To solve this problem, we need to first determine which reactant is the limiting reactant, as it will determine the maximum amount of Na2CS3 that can be produced.

1. Calculate the number of moles of Na2CS3 that can be produced from each reactant:

From the balanced chemical equation, we know that 3 moles of CS2 react with 6 moles of NaOH to produce 2 moles of Na2CS3.

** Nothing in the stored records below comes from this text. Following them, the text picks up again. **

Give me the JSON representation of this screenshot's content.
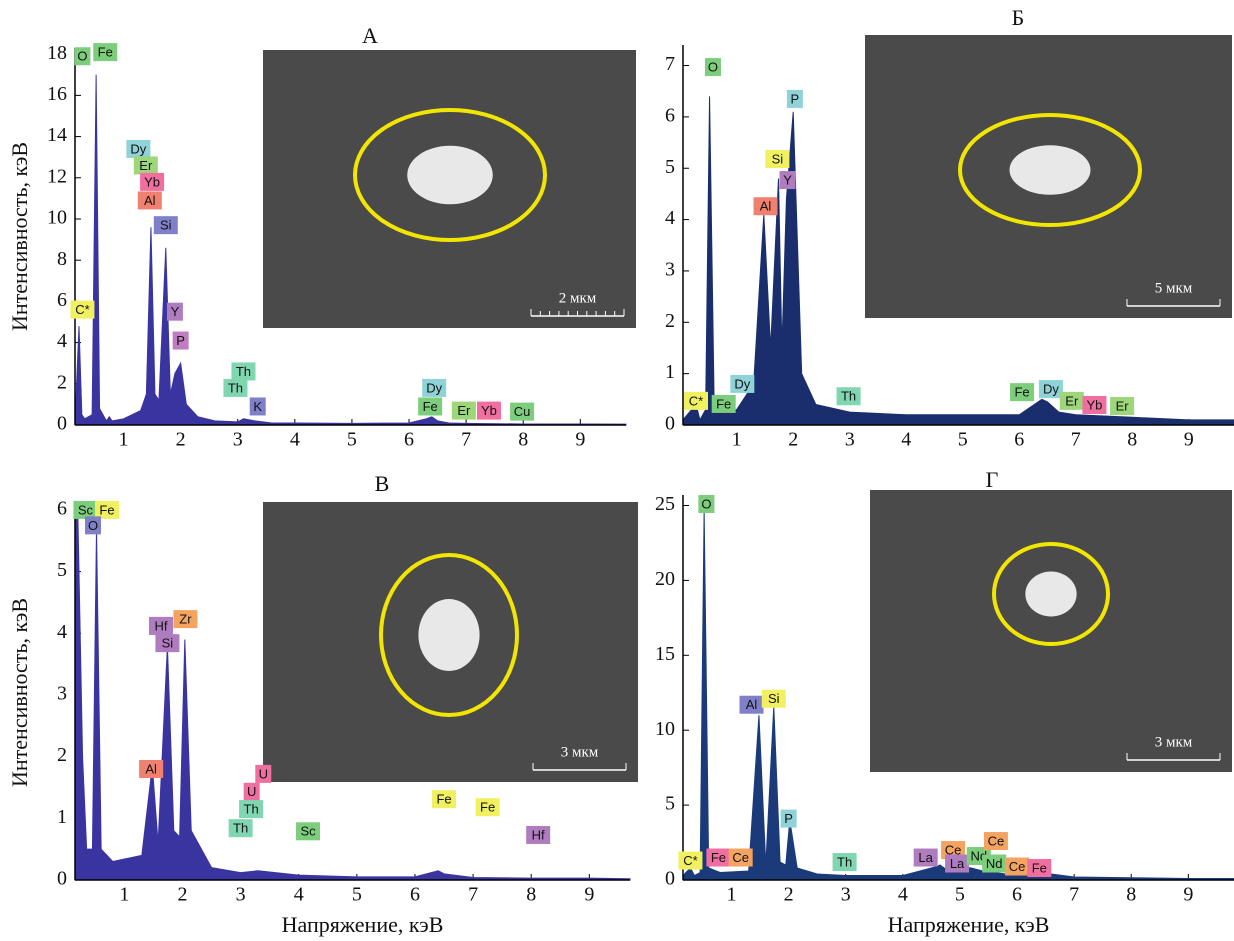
{
  "chart_data": [
    {
      "type": "area",
      "title": "А",
      "ylabel": "Интенсивность, кэВ",
      "scale_bar": "2 мкм",
      "xlim": [
        0.15,
        9.8
      ],
      "ylim": [
        0,
        18.3
      ],
      "xticks": [
        1,
        2,
        3,
        4,
        5,
        6,
        7,
        8,
        9
      ],
      "yticks": [
        0,
        2,
        4,
        6,
        8,
        10,
        12,
        14,
        16,
        18
      ],
      "color": "#3a34a0",
      "x": [
        0.15,
        0.22,
        0.27,
        0.32,
        0.45,
        0.52,
        0.58,
        0.7,
        0.75,
        0.8,
        1.0,
        1.3,
        1.4,
        1.48,
        1.55,
        1.62,
        1.74,
        1.82,
        1.9,
        2.0,
        2.1,
        2.3,
        2.6,
        3.0,
        3.1,
        3.3,
        3.6,
        4.0,
        5.0,
        6.0,
        6.3,
        6.4,
        6.5,
        6.7,
        7.0,
        8.0,
        9.0,
        9.8
      ],
      "values": [
        0.2,
        4.8,
        0.5,
        0.3,
        0.5,
        17.0,
        0.8,
        0.2,
        0.4,
        0.2,
        0.3,
        0.7,
        1.5,
        9.6,
        1.5,
        1.2,
        8.6,
        1.5,
        2.5,
        3.0,
        1.0,
        0.4,
        0.2,
        0.15,
        0.3,
        0.2,
        0.1,
        0.1,
        0.08,
        0.1,
        0.3,
        0.4,
        0.2,
        0.1,
        0.08,
        0.05,
        0.05,
        0.04
      ],
      "annotations": [
        {
          "text": "O",
          "x": 0.28,
          "y": 17.9,
          "color": "#7ccd7c"
        },
        {
          "text": "Fe",
          "x": 0.68,
          "y": 18.1,
          "color": "#7ccd7c"
        },
        {
          "text": "Dy",
          "x": 1.26,
          "y": 13.4,
          "color": "#8fd3d8"
        },
        {
          "text": "Er",
          "x": 1.39,
          "y": 12.6,
          "color": "#9ed67a"
        },
        {
          "text": "Yb",
          "x": 1.5,
          "y": 11.8,
          "color": "#f06fa0"
        },
        {
          "text": "Al",
          "x": 1.46,
          "y": 10.9,
          "color": "#f08070"
        },
        {
          "text": "Si",
          "x": 1.74,
          "y": 9.7,
          "color": "#8080c8"
        },
        {
          "text": "C*",
          "x": 0.28,
          "y": 5.6,
          "color": "#f0f060"
        },
        {
          "text": "Y",
          "x": 1.9,
          "y": 5.5,
          "color": "#b07cc0"
        },
        {
          "text": "P",
          "x": 2.0,
          "y": 4.1,
          "color": "#c07cc0"
        },
        {
          "text": "Th",
          "x": 3.1,
          "y": 2.6,
          "color": "#7fd6b0"
        },
        {
          "text": "Th",
          "x": 2.96,
          "y": 1.8,
          "color": "#7fd6b0"
        },
        {
          "text": "K",
          "x": 3.35,
          "y": 0.9,
          "color": "#8080c8"
        },
        {
          "text": "Dy",
          "x": 6.44,
          "y": 1.8,
          "color": "#8fd3d8"
        },
        {
          "text": "Fe",
          "x": 6.37,
          "y": 0.9,
          "color": "#7ccd7c"
        },
        {
          "text": "Er",
          "x": 6.96,
          "y": 0.7,
          "color": "#9ed67a"
        },
        {
          "text": "Yb",
          "x": 7.4,
          "y": 0.7,
          "color": "#f06fa0"
        },
        {
          "text": "Cu",
          "x": 7.98,
          "y": 0.65,
          "color": "#7ccd7c"
        }
      ]
    },
    {
      "type": "area",
      "title": "Б",
      "scale_bar": "5 мкм",
      "xlim": [
        0.05,
        9.8
      ],
      "ylim": [
        0,
        7.4
      ],
      "xticks": [
        1,
        2,
        3,
        4,
        5,
        6,
        7,
        8,
        9
      ],
      "yticks": [
        0,
        1,
        2,
        3,
        4,
        5,
        6,
        7
      ],
      "color": "#1a2e6e",
      "x": [
        0.05,
        0.28,
        0.35,
        0.45,
        0.52,
        0.6,
        0.75,
        1.0,
        1.3,
        1.48,
        1.6,
        1.74,
        1.8,
        1.88,
        2.0,
        2.15,
        2.4,
        3.0,
        4.0,
        5.0,
        6.0,
        6.4,
        6.5,
        6.7,
        7.0,
        8.0,
        9.0,
        9.8
      ],
      "values": [
        0.1,
        0.4,
        0.1,
        0.3,
        6.4,
        0.5,
        0.3,
        0.3,
        0.8,
        4.1,
        1.5,
        4.8,
        1.5,
        4.4,
        6.1,
        1.0,
        0.4,
        0.25,
        0.2,
        0.2,
        0.2,
        0.5,
        0.45,
        0.25,
        0.2,
        0.15,
        0.1,
        0.1
      ],
      "annotations": [
        {
          "text": "O",
          "x": 0.58,
          "y": 6.97,
          "color": "#7ccd7c"
        },
        {
          "text": "P",
          "x": 2.03,
          "y": 6.35,
          "color": "#8fd3d8"
        },
        {
          "text": "Si",
          "x": 1.72,
          "y": 5.18,
          "color": "#f0f060"
        },
        {
          "text": "Y",
          "x": 1.9,
          "y": 4.77,
          "color": "#b07cc0"
        },
        {
          "text": "Al",
          "x": 1.51,
          "y": 4.26,
          "color": "#f08070"
        },
        {
          "text": "Dy",
          "x": 1.1,
          "y": 0.8,
          "color": "#8fd3d8"
        },
        {
          "text": "C*",
          "x": 0.28,
          "y": 0.47,
          "color": "#f0f060"
        },
        {
          "text": "Fe",
          "x": 0.77,
          "y": 0.41,
          "color": "#7ccd7c"
        },
        {
          "text": "Th",
          "x": 2.98,
          "y": 0.56,
          "color": "#7fd6b0"
        },
        {
          "text": "Fe",
          "x": 6.05,
          "y": 0.64,
          "color": "#7ccd7c"
        },
        {
          "text": "Dy",
          "x": 6.56,
          "y": 0.7,
          "color": "#8fd3d8"
        },
        {
          "text": "Er",
          "x": 6.93,
          "y": 0.47,
          "color": "#9ed67a"
        },
        {
          "text": "Yb",
          "x": 7.33,
          "y": 0.39,
          "color": "#f06fa0"
        },
        {
          "text": "Er",
          "x": 7.82,
          "y": 0.37,
          "color": "#9ed67a"
        }
      ]
    },
    {
      "type": "area",
      "title": "В",
      "ylabel": "Интенсивность, кэВ",
      "xlabel": "Напряжение, кэВ",
      "scale_bar": "3 мкм",
      "xlim": [
        0.15,
        9.7
      ],
      "ylim": [
        0,
        6.08
      ],
      "xticks": [
        1,
        2,
        3,
        4,
        5,
        6,
        7,
        8,
        9
      ],
      "yticks": [
        0,
        1,
        2,
        3,
        4,
        5,
        6
      ],
      "color": "#3a34a0",
      "x": [
        0.15,
        0.2,
        0.28,
        0.35,
        0.45,
        0.52,
        0.6,
        0.8,
        1.3,
        1.48,
        1.58,
        1.74,
        1.85,
        1.95,
        2.04,
        2.15,
        2.5,
        3.0,
        3.3,
        4.0,
        5.0,
        6.0,
        6.4,
        6.5,
        7.0,
        8.0,
        9.0,
        9.7
      ],
      "values": [
        6.0,
        5.9,
        2.0,
        0.5,
        0.5,
        5.7,
        0.5,
        0.3,
        0.4,
        1.85,
        0.6,
        3.8,
        0.8,
        0.7,
        3.9,
        0.8,
        0.2,
        0.12,
        0.15,
        0.08,
        0.05,
        0.05,
        0.15,
        0.1,
        0.04,
        0.03,
        0.03,
        0.02
      ],
      "annotations": [
        {
          "text": "Sc",
          "x": 0.33,
          "y": 6.0,
          "color": "#7ccd7c"
        },
        {
          "text": "Fe",
          "x": 0.7,
          "y": 6.0,
          "color": "#f0f060"
        },
        {
          "text": "O",
          "x": 0.46,
          "y": 5.75,
          "color": "#8080c8"
        },
        {
          "text": "Hf",
          "x": 1.63,
          "y": 4.12,
          "color": "#b07cc0"
        },
        {
          "text": "Zr",
          "x": 2.05,
          "y": 4.23,
          "color": "#f4a460"
        },
        {
          "text": "Si",
          "x": 1.74,
          "y": 3.84,
          "color": "#b07cc0"
        },
        {
          "text": "Al",
          "x": 1.46,
          "y": 1.8,
          "color": "#f08070"
        },
        {
          "text": "U",
          "x": 3.39,
          "y": 1.72,
          "color": "#f06fa0"
        },
        {
          "text": "U",
          "x": 3.19,
          "y": 1.43,
          "color": "#f06fa0"
        },
        {
          "text": "Th",
          "x": 3.18,
          "y": 1.15,
          "color": "#7fd6b0"
        },
        {
          "text": "Th",
          "x": 3.0,
          "y": 0.84,
          "color": "#7fd6b0"
        },
        {
          "text": "Sc",
          "x": 4.16,
          "y": 0.79,
          "color": "#7ccd7c"
        },
        {
          "text": "Fe",
          "x": 6.5,
          "y": 1.31,
          "color": "#f0f060"
        },
        {
          "text": "Fe",
          "x": 7.25,
          "y": 1.18,
          "color": "#f0f060"
        },
        {
          "text": "Hf",
          "x": 8.12,
          "y": 0.73,
          "color": "#b07cc0"
        }
      ]
    },
    {
      "type": "area",
      "title": "Г",
      "xlabel": "Напряжение, кэВ",
      "scale_bar": "3 мкм",
      "xlim": [
        0.15,
        9.8
      ],
      "ylim": [
        0,
        25.7
      ],
      "xticks": [
        1,
        2,
        3,
        4,
        5,
        6,
        7,
        8,
        9
      ],
      "yticks": [
        0,
        5,
        10,
        15,
        20,
        25
      ],
      "color": "#1a3a7a",
      "x": [
        0.15,
        0.28,
        0.35,
        0.45,
        0.52,
        0.6,
        0.8,
        1.3,
        1.48,
        1.6,
        1.74,
        1.85,
        1.95,
        2.02,
        2.15,
        2.5,
        3.0,
        4.0,
        4.6,
        4.65,
        4.8,
        5.0,
        5.2,
        5.4,
        5.6,
        6.0,
        6.4,
        7.0,
        8.0,
        9.0,
        9.8
      ],
      "values": [
        0.3,
        0.8,
        0.3,
        0.5,
        24.7,
        0.8,
        0.5,
        0.6,
        11.0,
        1.0,
        11.6,
        1.2,
        1.0,
        4.0,
        0.8,
        0.4,
        0.3,
        0.3,
        0.9,
        1.0,
        0.6,
        0.9,
        0.8,
        0.6,
        0.5,
        0.3,
        0.5,
        0.2,
        0.15,
        0.1,
        0.1
      ],
      "annotations": [
        {
          "text": "O",
          "x": 0.56,
          "y": 25.1,
          "color": "#7ccd7c"
        },
        {
          "text": "Al",
          "x": 1.35,
          "y": 11.7,
          "color": "#8080c8"
        },
        {
          "text": "Si",
          "x": 1.74,
          "y": 12.1,
          "color": "#f0f060"
        },
        {
          "text": "P",
          "x": 2.0,
          "y": 4.1,
          "color": "#8fd3d8"
        },
        {
          "text": "C*",
          "x": 0.28,
          "y": 1.3,
          "color": "#f0f060"
        },
        {
          "text": "Fe",
          "x": 0.77,
          "y": 1.5,
          "color": "#f06fa0"
        },
        {
          "text": "Ce",
          "x": 1.16,
          "y": 1.5,
          "color": "#f4a460"
        },
        {
          "text": "Th",
          "x": 2.98,
          "y": 1.2,
          "color": "#7fd6b0"
        },
        {
          "text": "La",
          "x": 4.4,
          "y": 1.5,
          "color": "#b07cc0"
        },
        {
          "text": "Ce",
          "x": 4.88,
          "y": 2.0,
          "color": "#f4a460"
        },
        {
          "text": "La",
          "x": 4.95,
          "y": 1.1,
          "color": "#b07cc0"
        },
        {
          "text": "Nd",
          "x": 5.33,
          "y": 1.6,
          "color": "#7ccd7c"
        },
        {
          "text": "Nd",
          "x": 5.6,
          "y": 1.1,
          "color": "#7ccd7c"
        },
        {
          "text": "Ce",
          "x": 5.63,
          "y": 2.6,
          "color": "#f4a460"
        },
        {
          "text": "Ce",
          "x": 6.0,
          "y": 0.9,
          "color": "#f4a460"
        },
        {
          "text": "Fe",
          "x": 6.39,
          "y": 0.8,
          "color": "#f06fa0"
        }
      ]
    }
  ]
}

So, from 92.50 moles of CS2, we can produce (92.50 moles CS2 x 2 moles Na2CS3 / 3 moles CS2) = 61.67 moles of Na2CS3.

From 62.80 moles of NaOH, we can produce (62.80 moles NaOH x 2 moles Na2CS3 / 6 moles NaOH) = 20.93 moles of Na2CS3.

2. Determine the limiting reactant:

The limiting reactant is the one that produces the least amount of product, which in this case is NaOH. Therefore, the maximum amount of Na2CS3 that can be produced is 20.93 moles.

3. Convert moles of Na2CS3 to grams:

The molar mass of Na2CS3 is approximately 158.18 g/mol.

So, the mass of Na2CS3 that can be produced is (20.93 moles Na2CS3 x 158.18 g/mol) = 3313 g or 3.31 kg.

Therefore, 3.31 kg of Na2CS3 can be produced from the reaction of 92.50 moles of CS2 and 62.80 moles of NaOH.